Police decided they had probable cause to bring charges against both sides. But during the lengthy investigation, the rumors in town swirled.
Police say the delay, which “had a profound effect on the neighborhood and the perception of the Newbury Police Department,” was in part due to Paige’s gang assertion.
“Investigators spent numerous hours and resources tracking these alleged gang involvement[s],” the news release said. “Absolutely no gang relation could be confirmed,” and the suggestion led witnesses to stop cooperating.
“I wish the truth was out faster — the whole truth,” Barrett said. “Things were screwed up from the beginning because both sides are lying.”
Cocco’s more serious charges hinge on her alleged effort to subvert the investigation by remotely wiping all data from a cellphone police seized with a search warrant.

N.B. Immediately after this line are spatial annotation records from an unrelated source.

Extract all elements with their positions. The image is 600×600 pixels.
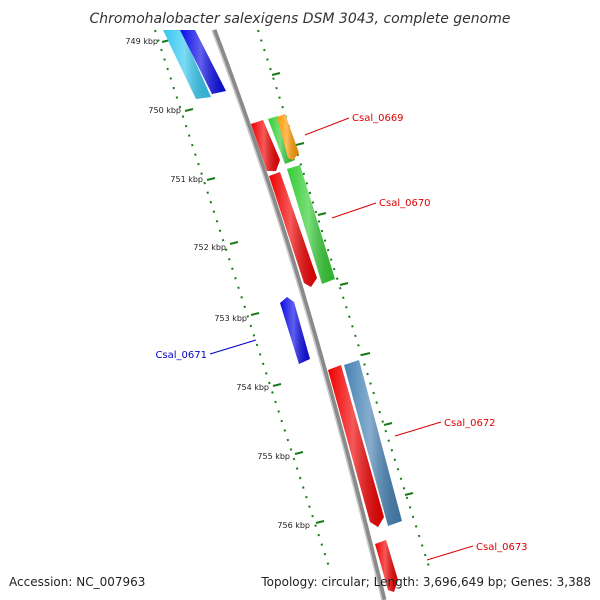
map-title: Chromohalobacter salexigens DSM 3043, co… bbox=[90, 11, 511, 27]
tick-label-755: 755 kbp bbox=[257, 452, 290, 461]
tick-label-751: 751 kbp bbox=[170, 175, 203, 184]
gene-label-csal0669[interactable]: Csal_0669 bbox=[352, 113, 404, 124]
tick-label-753: 753 kbp bbox=[214, 314, 247, 323]
tick-label-754: 754 kbp bbox=[236, 383, 269, 392]
gene-label-csal0672[interactable]: Csal_0672 bbox=[444, 418, 496, 429]
leader-line-csal0669 bbox=[304, 117, 350, 136]
red-feature-0673[interactable] bbox=[375, 540, 398, 592]
tick-label-756: 756 kbp bbox=[277, 521, 310, 530]
tick-label-749: 749 kbp bbox=[125, 37, 158, 46]
steelblue-feature-0672[interactable] bbox=[344, 360, 402, 526]
gene-label-csal0671[interactable]: Csal_0671 bbox=[155, 350, 207, 361]
leader-line-csal0673 bbox=[426, 545, 474, 561]
red-feature-0670[interactable] bbox=[269, 172, 317, 287]
red-feature-0669[interactable] bbox=[251, 120, 280, 171]
tick-label-752: 752 kbp bbox=[193, 243, 226, 252]
orange-feature-0669[interactable] bbox=[277, 114, 299, 160]
gene-label-csal0673[interactable]: Csal_0673 bbox=[476, 542, 528, 553]
chromosome-backbone bbox=[211, 29, 387, 600]
tick-label-750: 750 kbp bbox=[148, 106, 181, 115]
accession-text: Accession: NC_007963 bbox=[9, 575, 145, 589]
cyan-feature[interactable] bbox=[163, 30, 211, 99]
red-feature-0672[interactable] bbox=[328, 365, 384, 527]
blue-feature-top[interactable] bbox=[180, 30, 226, 94]
blue-feature-0671[interactable] bbox=[280, 297, 310, 364]
leader-line-csal0670 bbox=[331, 202, 377, 219]
topology-text: Topology: circular; Length: 3,696,649 bp… bbox=[260, 575, 591, 589]
kbp-ticks-left bbox=[161, 39, 325, 524]
green-feature-0670[interactable] bbox=[287, 165, 335, 284]
leader-line-csal0671 bbox=[209, 339, 257, 355]
gene-label-csal0670[interactable]: Csal_0670 bbox=[379, 198, 431, 209]
kbp-ticks-right bbox=[271, 72, 414, 496]
leader-line-csal0672 bbox=[394, 421, 442, 437]
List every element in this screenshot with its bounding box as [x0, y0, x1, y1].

Jason Marbet, who has lived on the island for 37 years, was not surprised by the details that emerged.
“If you’re from Plum Island at night, chances are you’re drunk,” Marbet said. “I knew immediately what happened.”
Plum Island isn’t racist, he said, but it is extremely white. The most recent American Community Survey puts the Asian population of Newbury — on and off island — at zero, with a margin of error of 17 people.
“This is a little enclave,” Marbet said. “I don’t think it’s a very tolerant place.” But when the population is 98 percent white, tolerance is rarely required.
Barrett said the beach community is more diverse than it might seem, and that the grumbling he has heard since the fight has not been racial in nature. “There’s no talk except people saying maybe I wouldn’t have gone to the 100, 150 dollar fund-raiser,” he said. “Nothing racial.”
And Stanley and Shmoo? They turned up soon enough, and police say footage from a nearby security camera shows them unmolested at a business across the street at about the time Rivers was allegedly accusing people of eating them.
“At no time does it appear,” the police summary explains in the 14th of its 18 bullet points, “that these animals were in the possession of any person at #7 Donna’s Way.”